NAIROBI, (Reuters) – Somali pirates seized a Danish-owned, U.S.-operated container ship on Wednesday with 21 American crew on board in the latest of a sharp rise in attacks off the Horn of Africa nation, a maritime group said.
Andrew Mwangura of the Kenya-based East African Seafarers’ Assistance Programme said the 17,000 tonne vessel was hijacked in the Indian Ocean 400 miles off the Somali capital Mogadishu. He said all the crew were believed to be safe, and that the vessel had been tentatively identified as the Maersk Alabama.
Gunmen from Somalia seized a British-owned ship on Monday after hijacking another three vessels over the weekend.
In the first three months of 2009 only eight ships had been hijacked in the busy Gulf of Aden, which links Europe to Asia and the eastern Indian Ocean through the Suez Canal.
Last year, heavily armed Somali pirates hijacked dozens of vessels, took hundreds of sailors hostage, often for weeks, and extracted millions of dollars in ransoms.
Foreign navies rushed warships to the area in response and have reduced the number of successful attacks in recent months. But there are still near-daily attempts and the pirates have started hunting further afield near the Seychelles.

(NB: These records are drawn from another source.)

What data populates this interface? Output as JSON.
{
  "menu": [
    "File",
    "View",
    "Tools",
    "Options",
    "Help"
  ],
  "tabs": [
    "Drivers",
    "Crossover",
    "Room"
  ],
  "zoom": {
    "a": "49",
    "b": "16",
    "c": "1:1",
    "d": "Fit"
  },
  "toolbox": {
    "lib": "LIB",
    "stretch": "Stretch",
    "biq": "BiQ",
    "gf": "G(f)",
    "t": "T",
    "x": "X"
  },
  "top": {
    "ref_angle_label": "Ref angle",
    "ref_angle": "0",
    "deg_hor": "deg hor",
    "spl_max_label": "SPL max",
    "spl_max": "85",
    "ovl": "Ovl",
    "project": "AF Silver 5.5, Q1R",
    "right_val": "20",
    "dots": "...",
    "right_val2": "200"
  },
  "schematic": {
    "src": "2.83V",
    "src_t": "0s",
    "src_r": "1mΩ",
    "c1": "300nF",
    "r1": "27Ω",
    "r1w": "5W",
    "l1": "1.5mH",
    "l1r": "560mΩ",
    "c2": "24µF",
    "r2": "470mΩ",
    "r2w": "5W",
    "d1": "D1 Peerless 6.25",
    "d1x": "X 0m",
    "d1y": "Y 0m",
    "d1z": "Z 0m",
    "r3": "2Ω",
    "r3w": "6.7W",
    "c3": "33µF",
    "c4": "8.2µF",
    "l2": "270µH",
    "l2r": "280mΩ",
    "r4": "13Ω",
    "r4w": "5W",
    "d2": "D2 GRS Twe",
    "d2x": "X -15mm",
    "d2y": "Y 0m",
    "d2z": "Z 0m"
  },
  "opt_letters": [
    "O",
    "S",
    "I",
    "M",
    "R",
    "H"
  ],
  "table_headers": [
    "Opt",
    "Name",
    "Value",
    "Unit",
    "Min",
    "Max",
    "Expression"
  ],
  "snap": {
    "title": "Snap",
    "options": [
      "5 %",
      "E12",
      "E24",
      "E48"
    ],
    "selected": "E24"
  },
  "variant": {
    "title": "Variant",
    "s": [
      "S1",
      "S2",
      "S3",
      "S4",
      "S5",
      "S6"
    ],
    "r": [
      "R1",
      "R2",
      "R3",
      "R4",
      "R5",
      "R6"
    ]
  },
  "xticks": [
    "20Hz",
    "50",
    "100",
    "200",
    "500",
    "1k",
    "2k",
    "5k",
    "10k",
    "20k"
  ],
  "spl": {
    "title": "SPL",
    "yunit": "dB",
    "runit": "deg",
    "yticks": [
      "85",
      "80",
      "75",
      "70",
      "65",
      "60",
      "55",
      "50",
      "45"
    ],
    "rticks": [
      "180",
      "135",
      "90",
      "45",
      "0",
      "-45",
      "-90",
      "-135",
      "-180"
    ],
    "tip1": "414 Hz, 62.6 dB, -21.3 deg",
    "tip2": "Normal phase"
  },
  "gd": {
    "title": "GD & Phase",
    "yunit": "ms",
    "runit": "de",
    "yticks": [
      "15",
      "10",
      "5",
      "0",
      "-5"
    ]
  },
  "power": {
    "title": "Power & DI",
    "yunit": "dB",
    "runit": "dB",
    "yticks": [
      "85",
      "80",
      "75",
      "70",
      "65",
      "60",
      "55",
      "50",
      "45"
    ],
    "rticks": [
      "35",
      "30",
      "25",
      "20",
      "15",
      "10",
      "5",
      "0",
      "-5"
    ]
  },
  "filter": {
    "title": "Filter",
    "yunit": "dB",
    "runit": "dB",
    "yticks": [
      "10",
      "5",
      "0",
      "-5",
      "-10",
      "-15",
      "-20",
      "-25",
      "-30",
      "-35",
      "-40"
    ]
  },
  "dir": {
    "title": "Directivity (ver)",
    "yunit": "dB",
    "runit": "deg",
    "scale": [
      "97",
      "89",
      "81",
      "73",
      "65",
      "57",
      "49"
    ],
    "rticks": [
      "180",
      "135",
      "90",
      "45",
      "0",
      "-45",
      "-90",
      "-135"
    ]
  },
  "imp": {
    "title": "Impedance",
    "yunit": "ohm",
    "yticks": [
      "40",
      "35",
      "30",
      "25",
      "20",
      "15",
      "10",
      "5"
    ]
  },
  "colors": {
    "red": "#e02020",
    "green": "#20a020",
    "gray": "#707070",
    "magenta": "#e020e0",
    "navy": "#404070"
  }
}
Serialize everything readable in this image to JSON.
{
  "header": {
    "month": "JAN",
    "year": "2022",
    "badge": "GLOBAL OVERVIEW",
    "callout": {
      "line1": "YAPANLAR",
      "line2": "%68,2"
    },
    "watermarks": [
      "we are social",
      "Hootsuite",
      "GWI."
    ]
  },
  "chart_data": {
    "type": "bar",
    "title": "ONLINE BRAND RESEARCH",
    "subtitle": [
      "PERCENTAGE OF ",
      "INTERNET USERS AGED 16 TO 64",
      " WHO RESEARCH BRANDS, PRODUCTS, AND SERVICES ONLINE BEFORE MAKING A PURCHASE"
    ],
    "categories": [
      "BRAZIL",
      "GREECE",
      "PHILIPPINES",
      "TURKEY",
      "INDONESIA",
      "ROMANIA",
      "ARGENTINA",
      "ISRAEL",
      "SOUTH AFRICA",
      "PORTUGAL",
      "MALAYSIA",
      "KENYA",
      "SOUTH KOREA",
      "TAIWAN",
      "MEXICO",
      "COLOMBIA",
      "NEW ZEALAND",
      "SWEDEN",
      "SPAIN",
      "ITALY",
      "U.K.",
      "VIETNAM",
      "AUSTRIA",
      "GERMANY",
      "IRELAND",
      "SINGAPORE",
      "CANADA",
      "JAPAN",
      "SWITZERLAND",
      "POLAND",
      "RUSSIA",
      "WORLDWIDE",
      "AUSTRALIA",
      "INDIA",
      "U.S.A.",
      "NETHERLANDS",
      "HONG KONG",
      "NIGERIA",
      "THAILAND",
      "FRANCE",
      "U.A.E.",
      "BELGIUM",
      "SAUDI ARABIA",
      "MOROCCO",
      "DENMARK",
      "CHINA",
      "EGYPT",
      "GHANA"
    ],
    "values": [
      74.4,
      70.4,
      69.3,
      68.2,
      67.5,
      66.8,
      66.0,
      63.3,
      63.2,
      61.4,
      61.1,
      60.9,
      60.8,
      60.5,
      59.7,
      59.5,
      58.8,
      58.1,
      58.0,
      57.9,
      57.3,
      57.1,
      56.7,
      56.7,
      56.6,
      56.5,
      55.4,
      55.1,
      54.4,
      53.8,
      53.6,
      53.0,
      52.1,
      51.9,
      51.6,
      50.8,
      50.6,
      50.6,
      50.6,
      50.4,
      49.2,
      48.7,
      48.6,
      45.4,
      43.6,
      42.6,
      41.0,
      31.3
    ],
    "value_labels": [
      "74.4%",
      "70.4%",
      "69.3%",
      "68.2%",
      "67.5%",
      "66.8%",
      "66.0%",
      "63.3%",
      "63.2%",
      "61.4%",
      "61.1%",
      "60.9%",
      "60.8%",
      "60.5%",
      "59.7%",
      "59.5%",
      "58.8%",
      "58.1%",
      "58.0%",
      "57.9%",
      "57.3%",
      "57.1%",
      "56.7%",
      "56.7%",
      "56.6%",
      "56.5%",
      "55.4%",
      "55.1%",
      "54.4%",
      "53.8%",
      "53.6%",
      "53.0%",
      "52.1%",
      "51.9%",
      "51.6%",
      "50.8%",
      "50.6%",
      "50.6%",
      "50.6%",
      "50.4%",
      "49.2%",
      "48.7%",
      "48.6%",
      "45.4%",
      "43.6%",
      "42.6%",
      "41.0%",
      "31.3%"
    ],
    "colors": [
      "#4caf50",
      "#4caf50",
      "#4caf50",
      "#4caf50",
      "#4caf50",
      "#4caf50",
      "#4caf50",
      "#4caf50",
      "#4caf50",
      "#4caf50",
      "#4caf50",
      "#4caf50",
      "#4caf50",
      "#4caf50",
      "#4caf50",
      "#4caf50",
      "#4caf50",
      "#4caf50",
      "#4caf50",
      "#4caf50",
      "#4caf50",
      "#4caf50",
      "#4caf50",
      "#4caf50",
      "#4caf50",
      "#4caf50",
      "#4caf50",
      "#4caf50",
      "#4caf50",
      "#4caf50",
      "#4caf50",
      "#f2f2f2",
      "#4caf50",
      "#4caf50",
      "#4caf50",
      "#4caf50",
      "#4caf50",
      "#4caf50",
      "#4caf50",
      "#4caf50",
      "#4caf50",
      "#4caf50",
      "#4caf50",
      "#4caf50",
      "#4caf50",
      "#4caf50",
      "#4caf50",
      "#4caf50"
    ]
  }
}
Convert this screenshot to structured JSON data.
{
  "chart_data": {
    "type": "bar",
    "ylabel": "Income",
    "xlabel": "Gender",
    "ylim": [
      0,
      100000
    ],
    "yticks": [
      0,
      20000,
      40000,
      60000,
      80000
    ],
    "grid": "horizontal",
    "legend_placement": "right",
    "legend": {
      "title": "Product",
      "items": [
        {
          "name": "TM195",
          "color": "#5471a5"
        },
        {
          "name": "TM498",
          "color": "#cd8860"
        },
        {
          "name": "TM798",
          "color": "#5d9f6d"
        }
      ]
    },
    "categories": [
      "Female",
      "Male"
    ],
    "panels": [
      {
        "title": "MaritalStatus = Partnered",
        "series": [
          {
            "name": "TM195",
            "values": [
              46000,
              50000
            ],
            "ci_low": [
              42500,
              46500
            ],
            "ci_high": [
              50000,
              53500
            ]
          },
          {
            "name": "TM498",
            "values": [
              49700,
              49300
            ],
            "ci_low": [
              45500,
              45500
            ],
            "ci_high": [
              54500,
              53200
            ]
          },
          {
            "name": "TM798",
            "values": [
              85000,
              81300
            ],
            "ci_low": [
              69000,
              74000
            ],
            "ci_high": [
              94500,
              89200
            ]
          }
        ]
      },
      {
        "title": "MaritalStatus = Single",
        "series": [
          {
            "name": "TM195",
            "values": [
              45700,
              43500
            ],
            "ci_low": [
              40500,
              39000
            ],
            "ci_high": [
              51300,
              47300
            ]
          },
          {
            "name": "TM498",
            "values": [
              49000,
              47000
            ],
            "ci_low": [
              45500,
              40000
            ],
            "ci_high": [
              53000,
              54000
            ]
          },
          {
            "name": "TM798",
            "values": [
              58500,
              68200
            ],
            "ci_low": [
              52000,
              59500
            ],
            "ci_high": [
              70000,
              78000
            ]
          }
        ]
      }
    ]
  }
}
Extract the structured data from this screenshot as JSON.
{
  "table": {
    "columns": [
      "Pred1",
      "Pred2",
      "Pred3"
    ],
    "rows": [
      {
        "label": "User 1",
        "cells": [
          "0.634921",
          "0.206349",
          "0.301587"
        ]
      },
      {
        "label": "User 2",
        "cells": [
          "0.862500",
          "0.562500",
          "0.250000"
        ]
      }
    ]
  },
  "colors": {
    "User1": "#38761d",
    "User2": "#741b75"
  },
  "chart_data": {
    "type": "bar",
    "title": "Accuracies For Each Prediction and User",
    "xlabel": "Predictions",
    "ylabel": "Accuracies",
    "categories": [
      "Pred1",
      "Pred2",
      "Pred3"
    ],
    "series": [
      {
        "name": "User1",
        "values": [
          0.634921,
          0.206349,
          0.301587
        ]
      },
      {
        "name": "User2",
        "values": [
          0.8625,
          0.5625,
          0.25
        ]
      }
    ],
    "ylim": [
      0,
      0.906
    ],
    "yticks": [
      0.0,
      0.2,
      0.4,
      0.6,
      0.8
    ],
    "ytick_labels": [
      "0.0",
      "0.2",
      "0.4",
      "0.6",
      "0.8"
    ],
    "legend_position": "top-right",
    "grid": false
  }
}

On Monday, they hijacked a British-owned, Italian-operated ship with 16 Bulgarian crew members on board.
Over the weekend, they also seized a French yacht, a Yemeni tug and a 20,000-tonne German container vessel. Interfax news agancy said the Hansa Stavanger had a German captain, three Russians, two Ukrainians and 14 Filipinos on board.
The pirates typically use speed boats launched from “mother ships”, which means they can sometimes evade foreign navies patrolling the busy shipping lanes and strike far out to sea. They take captured vessels to remote coastal village bases in Somalia, where they have usually treated their hostages well in anticipation of a sizeable ransom payment. Pirates stunned the shipping industry last year when they seized a Saudi supertanker loaded with $100 million worth of crude oil. The Sirius Star and its 25 crew were freed in January after $3 million was parachuted onto its deck.
Last September, they also grabbed world headlines seizing a Ukrainian cargo ship carrying 33 Soviet-era T-72 tanks. It was released in February, reportedly for a $3.2 million ransom.